By means of the united front tactic, it was possible to draw great masses of workers to the First of May rallies, even where it was perfectly clear to every individual attending that what was involved was not the habitual and tradition choreography, but a day of struggle. But this demonstration of the proletariat's aversion to reaction and to fascism, and of the class spirit which still animates the broad mass of toilers, is not enough in itself to overcome fascism and reaction. Fascism will not be stifled by platonic expressions of unanimity. Pistols and fists will not be rendered powerless by throwing a mattress over them. Fascism does not have the numbers, but it has organization, united and centralized, and in this lies its strength, integrated into the centralization of the official bourgeois power.

The Alleanza del lavoro, which has today made it possible to assemble vast masses, must become able to organize these and give them a unitary discipline. This is the task of the communists: to achieve this result, towards which only the first step has been taken. When it is possible for major rallies to count on a mass proletarian attendance, and at the same time on a rational preparation of our forces, then the proletariat will be able to dominate its enemies. On this First of May, it was evident that the meetings and demonstrations arranged by the allied organizations suffered from the absence of a little organizational preparation, even simply for the purpose of protecting them from enemy attacks. This circumstance was due to the fact that it was not really clear who had organized the meetings, or worked out the detailed plan for how they should proceed. The local committees of the Alliance have only recently been formed, and they do not have either a clear organizational structure or adequate powers.

Nevertheless, it is already a great advantage to have been able to hold united gatherings of the masses, because this raises proletarian morale and permits the communists to reach the whole proletariat with their plain speaking. If there is a whole further development of this interesting Italian experience of the united front tactic, it will have the effect of complementing this first undeniable advantage by a second: organizational unity of a real and intimate kind.

Some extremely important considerations arise in relation to this question. For the time being, we will only note that the trade-union terrain upon which the Alleanza has been set up allows the communists to press for it to become tighter and tighter organizationally, until it achieves the proletarian tradeunion unity which we have always invoked and which the programme of the Communist Party alone can and must fill with revolutionary content.

For the present, it is necessary to react against the indolent and wavering character which the leadership of the Alleanza del lavoro has had up to now. The communists have already formulated, precisely and concretely, proposals for the development, revitalization and strengthening of the Alleanza - which could, if this campaign is not vigorously prosecuted in parallel with the eloquent experiences of proletarian action, degenerate into bureaucratic and cumbersome diplomacy on the part of hesitant, opportunistic leaders.

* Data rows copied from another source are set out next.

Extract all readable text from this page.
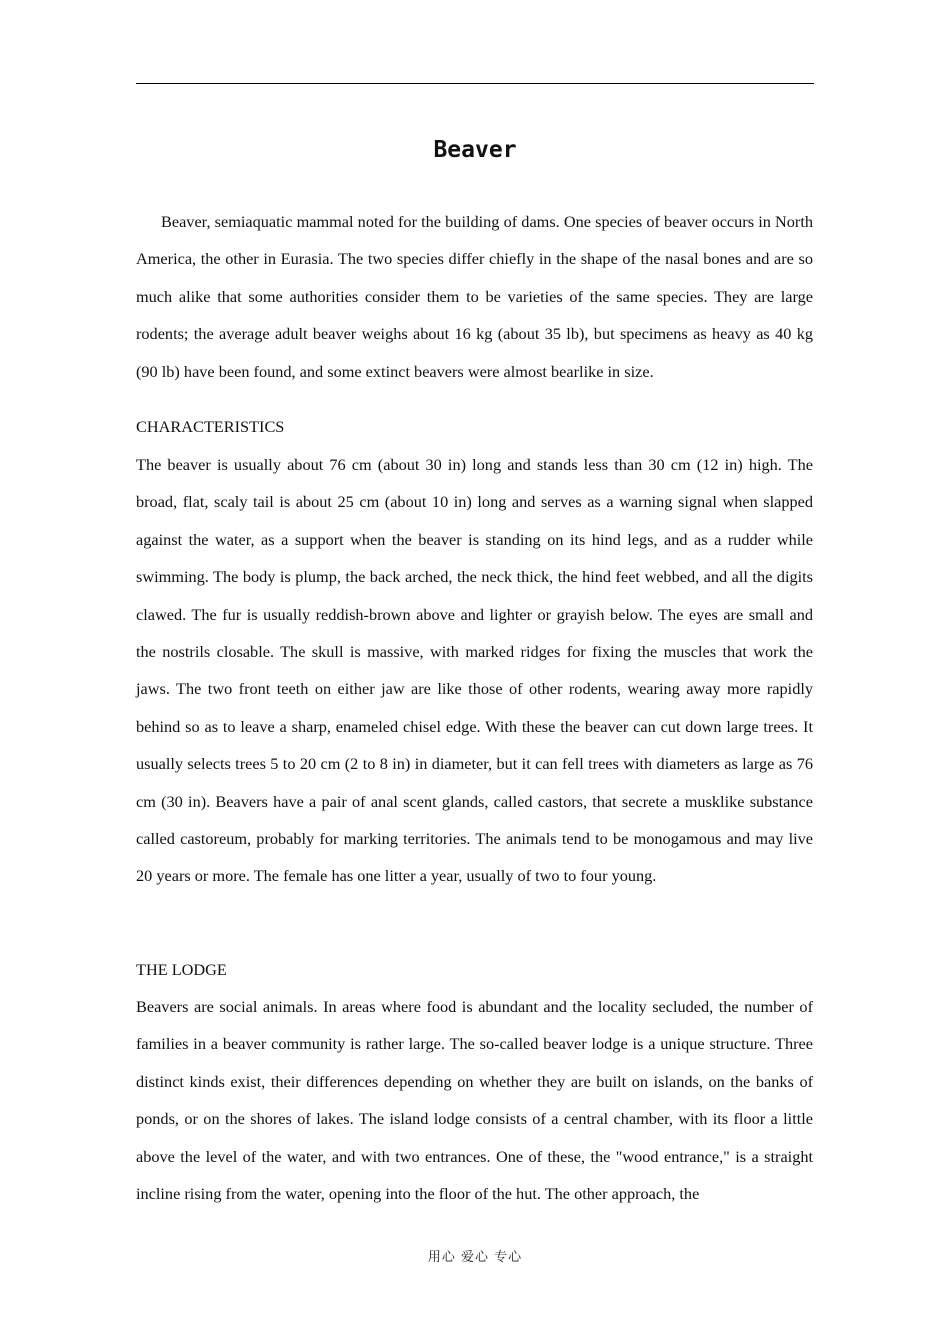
Beaver

Beaver, semiaquatic mammal noted for the building of dams. One species of beaver occurs in North America, the other in Eurasia. The two species differ chiefly in the shape of the nasal bones and are so much alike that some authorities consider them to be varieties of the same species. They are large rodents; the average adult beaver weighs about 16 kg (about 35 lb), but specimens as heavy as 40 kg (90 lb) have been found, and some extinct beavers were almost bearlike in size.

CHARACTERISTICS

The beaver is usually about 76 cm (about 30 in) long and stands less than 30 cm (12 in) high. The broad, flat, scaly tail is about 25 cm (about 10 in) long and serves as a warning signal when slapped against the water, as a support when the beaver is standing on its hind legs, and as a rudder while swimming. The body is plump, the back arched, the neck thick, the hind feet webbed, and all the digits clawed. The fur is usually reddish-brown above and lighter or grayish below. The eyes are small and the nostrils closable. The skull is massive, with marked ridges for fixing the muscles that work the jaws. The two front teeth on either jaw are like those of other rodents, wearing away more rapidly behind so as to leave a sharp, enameled chisel edge. With these the beaver can cut down large trees. It usually selects trees 5 to 20 cm (2 to 8 in) in diameter, but it can fell trees with diameters as large as 76 cm (30 in). Beavers have a pair of anal scent glands, called castors, that secrete a musklike substance called castoreum, probably for marking territories. The animals tend to be monogamous and may live 20 years or more. The female has one litter a year, usually of two to four young.

THE LODGE

Beavers are social animals. In areas where food is abundant and the locality secluded, the number of families in a beaver community is rather large. The so-called beaver lodge is a unique structure. Three distinct kinds exist, their differences depending on whether they are built on islands, on the banks of ponds, or on the shores of lakes. The island lodge consists of a central chamber, with its floor a little above the level of the water, and with two entrances. One of these, the "wood entrance," is a straight incline rising from the water, opening into the floor of the hut. The other approach, the

用心 爱心 专心
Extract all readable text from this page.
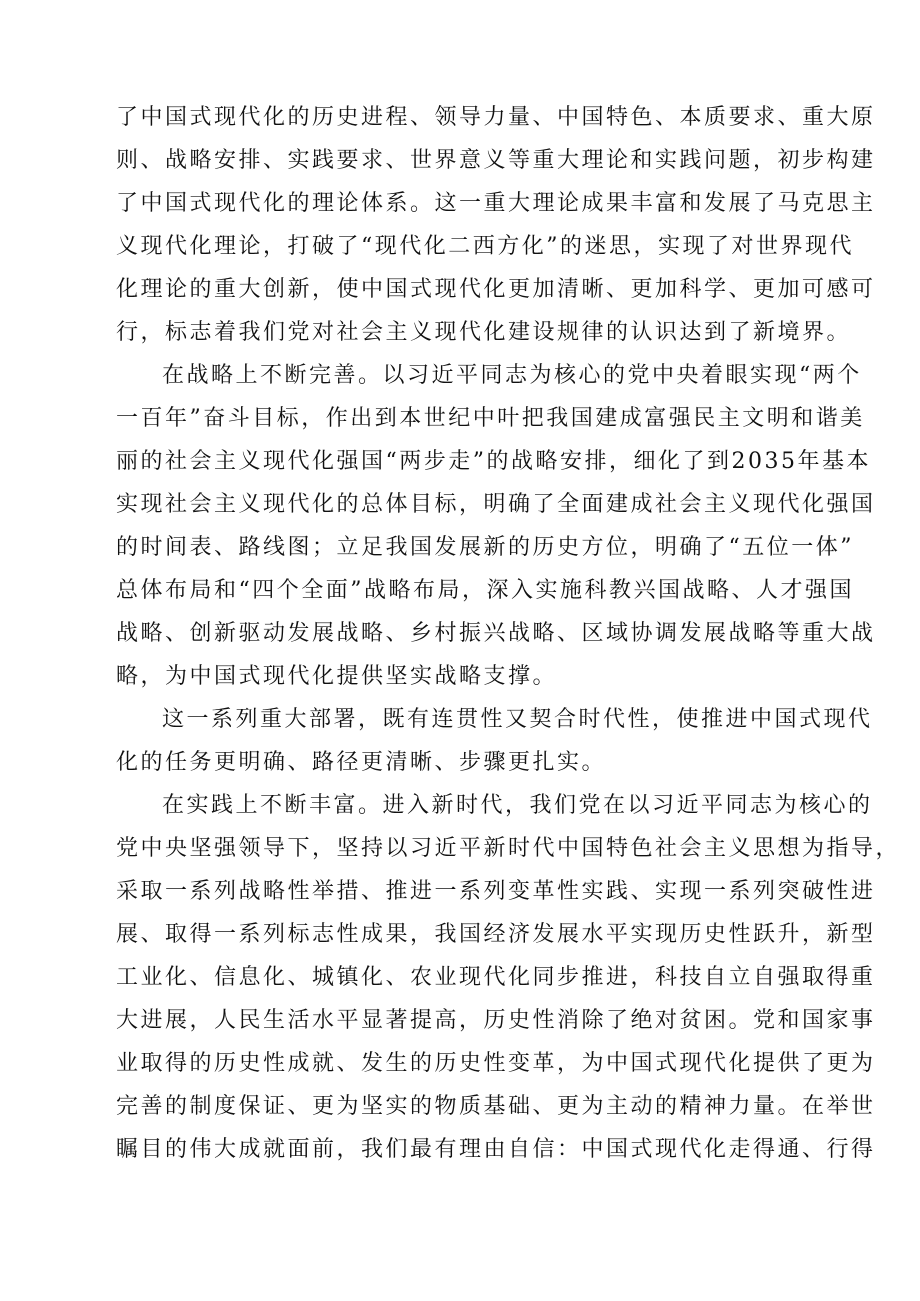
了中国式现代化的历史进程、领导力量、中国特色、本质要求、重大原
则、战略安排、实践要求、世界意义等重大理论和实践问题，初步构建
了中国式现代化的理论体系。这一重大理论成果丰富和发展了马克思主
义现代化理论，打破了“现代化二西方化”的迷思，实现了对世界现代
化理论的重大创新，使中国式现代化更加清晰、更加科学、更加可感可
行，标志着我们党对社会主义现代化建设规律的认识达到了新境界。
在战略上不断完善。以习近平同志为核心的党中央着眼实现“两个
一百年”奋斗目标，作出到本世纪中叶把我国建成富强民主文明和谐美
丽的社会主义现代化强国“两步走”的战略安排，细化了到2035年基本
实现社会主义现代化的总体目标，明确了全面建成社会主义现代化强国
的时间表、路线图；立足我国发展新的历史方位，明确了“五位一体”
总体布局和“四个全面”战略布局，深入实施科教兴国战略、人才强国
战略、创新驱动发展战略、乡村振兴战略、区域协调发展战略等重大战
略，为中国式现代化提供坚实战略支撑。
这一系列重大部署，既有连贯性又契合时代性，使推进中国式现代
化的任务更明确、路径更清晰、步骤更扎实。
在实践上不断丰富。进入新时代，我们党在以习近平同志为核心的
党中央坚强领导下，坚持以习近平新时代中国特色社会主义思想为指导，
采取一系列战略性举措、推进一系列变革性实践、实现一系列突破性进
展、取得一系列标志性成果，我国经济发展水平实现历史性跃升，新型
工业化、信息化、城镇化、农业现代化同步推进，科技自立自强取得重
大进展，人民生活水平显著提高，历史性消除了绝对贫困。党和国家事
业取得的历史性成就、发生的历史性变革，为中国式现代化提供了更为
完善的制度保证、更为坚实的物质基础、更为主动的精神力量。在举世
瞩目的伟大成就面前，我们最有理由自信：中国式现代化走得通、行得
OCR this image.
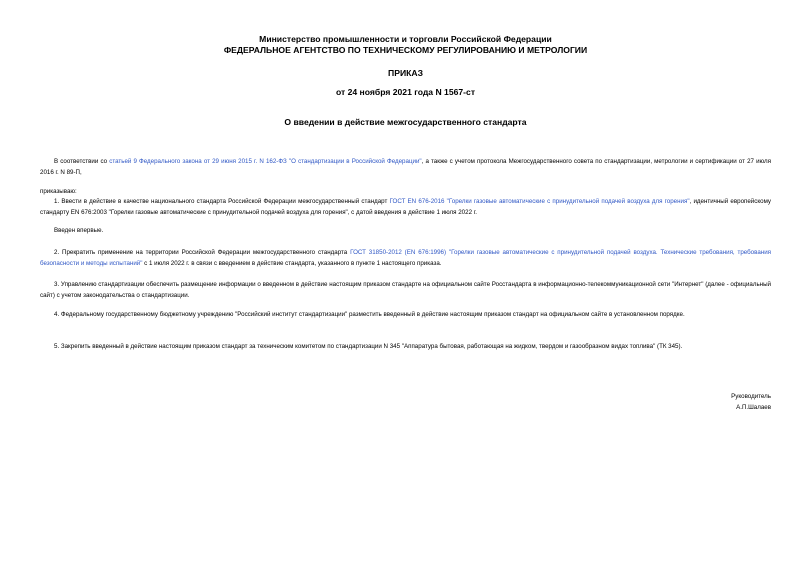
Министерство промышленности и торговли Российской Федерации
ФЕДЕРАЛЬНОЕ АГЕНТСТВО ПО ТЕХНИЧЕСКОМУ РЕГУЛИРОВАНИЮ И МЕТРОЛОГИИ
ПРИКАЗ
от 24 ноября 2021 года N 1567-ст
О введении в действие межгосударственного стандарта
В соответствии со статьей 9 Федерального закона от 29 июня 2015 г. N 162-ФЗ "О стандартизации в Российской Федерации", а также с учетом протокола Межгосударственного совета по стандартизации, метрологии и сертификации от 27 июля 2016 г. N 89-П,
приказываю:
1. Ввести в действие в качестве национального стандарта Российской Федерации межгосударственный стандарт ГОСТ EN 676-2016 "Горелки газовые автоматические с принудительной подачей воздуха для горения", идентичный европейскому стандарту EN 676:2003 "Горелки газовые автоматические с принудительной подачей воздуха для горения", с датой введения в действие 1 июля 2022 г.
Введен впервые.
2. Прекратить применение на территории Российской Федерации межгосударственного стандарта ГОСТ 31850-2012 (EN 676:1996) "Горелки газовые автоматические с принудительной подачей воздуха. Технические требования, требования безопасности и методы испытаний" с 1 июля 2022 г. в связи с введением в действие стандарта, указанного в пункте 1 настоящего приказа.
3. Управлению стандартизации обеспечить размещение информации о введенном в действие настоящим приказом стандарте на официальном сайте Росстандарта в информационно-телекоммуникационной сети "Интернет" (далее - официальный сайт) с учетом законодательства о стандартизации.
4. Федеральному государственному бюджетному учреждению "Российский институт стандартизации" разместить введенный в действие настоящим приказом стандарт на официальном сайте в установленном порядке.
5. Закрепить введенный в действие настоящим приказом стандарт за техническим комитетом по стандартизации N 345 "Аппаратура бытовая, работающая на жидком, твердом и газообразном видах топлива" (ТК 345).
Руководитель
А.П.Шалаев
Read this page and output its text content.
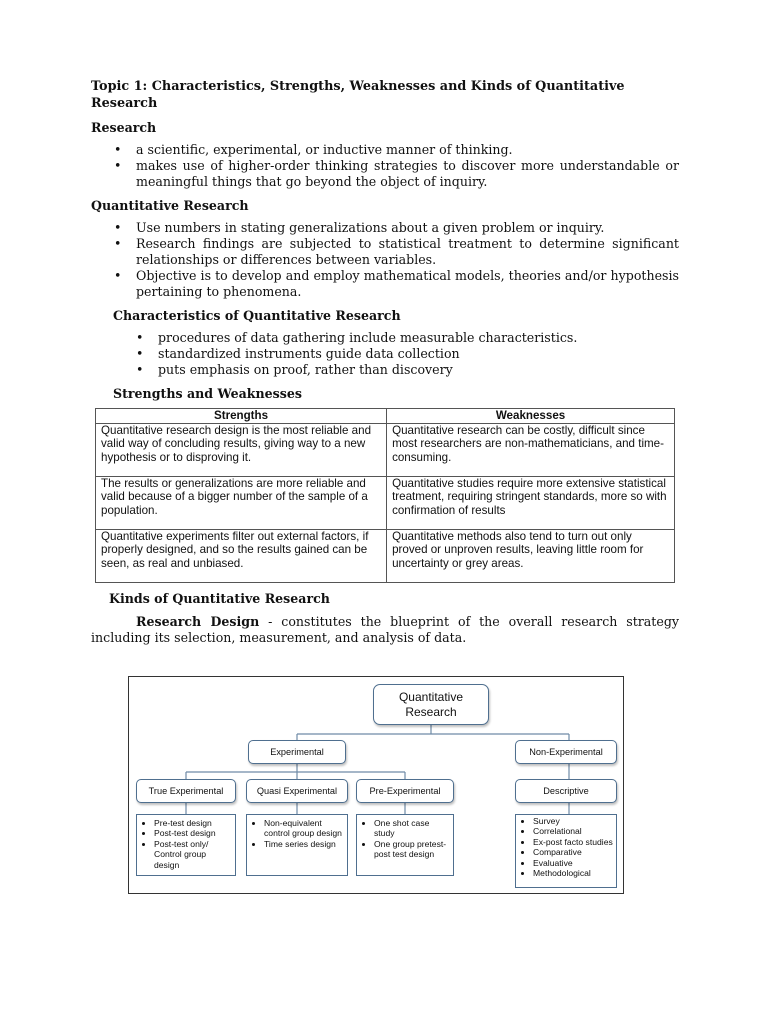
Topic 1: Characteristics, Strengths, Weaknesses and Kinds of Quantitative Research
Research
• a scientific, experimental, or inductive manner of thinking.
• makes use of higher-order thinking strategies to discover more understandable or meaningful things that go beyond the object of inquiry.
Quantitative Research
• Use numbers in stating generalizations about a given problem or inquiry.
• Research findings are subjected to statistical treatment to determine significant relationships or differences between variables.
• Objective is to develop and employ mathematical models, theories and/or hypothesis pertaining to phenomena.
Characteristics of Quantitative Research
• procedures of data gathering include measurable characteristics.
• standardized instruments guide data collection
• puts emphasis on proof, rather than discovery
Strengths and Weaknesses
Strengths	Weaknesses
Quantitative research design is the most reliable and valid way of concluding results, giving way to a new hypothesis or to disproving it.	Quantitative research can be costly, difficult since most researchers are non-mathematicians, and time-consuming.
The results or generalizations are more reliable and valid because of a bigger number of the sample of a population.	Quantitative studies require more extensive statistical treatment, requiring stringent standards, more so with confirmation of results
Quantitative experiments filter out external factors, if properly designed, and so the results gained can be seen, as real and unbiased.	Quantitative methods also tend to turn out only proved or unproven results, leaving little room for uncertainty or grey areas.
Kinds of Quantitative Research

Research Design - constitutes the blueprint of the overall research strategy including its selection, measurement, and analysis of data.

Quantitative Research
Experimental	Non-Experimental
True Experimental	Quasi Experimental	Pre-Experimental	Descriptive
• Pre-test design
• Post-test design
• Post-test only/ Control group design
• Non-equivalent control group design
• Time series design
• One shot case study
• One group pretest-post test design
• Survey
• Correlational
• Ex-post facto studies
• Comparative
• Evaluative
• Methodological
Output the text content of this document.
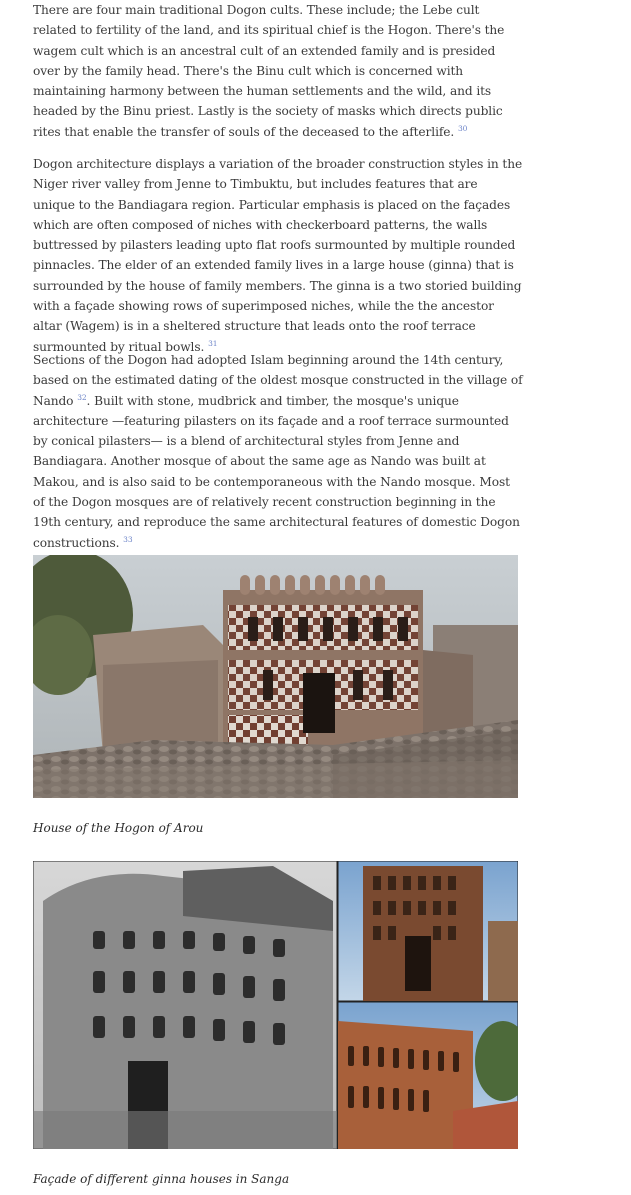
There are four main traditional Dogon cults. These include; the Lebe cult related to fertility of the land, and its spiritual chief is the Hogon. There's the wagem cult which is an ancestral cult of an extended family and is presided over by the family head. There's the Binu cult which is concerned with maintaining harmony between the human settlements and the wild, and its headed by the Binu priest. Lastly is the society of masks which directs public rites that enable the transfer of souls of the deceased to the afterlife. $^{30}$

Dogon architecture displays a variation of the broader construction styles in the Niger river valley from Jenne to Timbuktu, but includes features that are unique to the Bandiagara region. Particular emphasis is placed on the façades which are often composed of niches with checkerboard patterns, the walls buttressed by pilasters leading upto flat roofs surmounted by multiple rounded pinnacles. The elder of an extended family lives in a large house (ginna) that is surrounded by the house of family members. The ginna is a two storied building with a façade showing rows of superimposed niches, while the the ancestor altar (Wagem) is in a sheltered structure that leads onto the roof terrace surmounted by ritual bowls. $^{31}$

Sections of the Dogon had adopted Islam beginning around the 14th century, based on the estimated dating of the oldest mosque constructed in the village of Nando $^{32}$. Built with stone, mudbrick and timber, the mosque's unique architecture —featuring pilasters on its façade and a roof terrace surmounted by conical pilasters— is a blend of architectural styles from Jenne and Bandiagara. Another mosque of about the same age as Nando was built at Makou, and is also said to be contemporaneous with the Nando mosque. Most of the Dogon mosques are of relatively recent construction beginning in the 19th century, and reproduce the same architectural features of domestic Dogon constructions. $^{33}$

House of the Hogon of Arou
Façade of different ginna houses in Sanga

The urgency of the communist proposals is shown by the Alleanza's passive attitude in the face of the extremely serious provocations to which the workingclass masses were subjected on the First of May. It is also shown, in spite of the invitations to action which reached it from all sides, by its insensitivity to the pressure coming today from the Italian proletariat, which is ready to proceed rapidly along the path of a counteroffensive. And it is shown by that extremely eloquent document, the statement put out by the national committee, which with its flat, banal phrases rejects what the masses panting for struggle suggest. We do not wish to make any further comment on the statement, confident that since the question is now irrevocably placed before the masses, the latter will not fail to make their own comment and judgement - and will draw from this fresh disappointment a new reason to proceed along the arduous but certain road to their resurgence.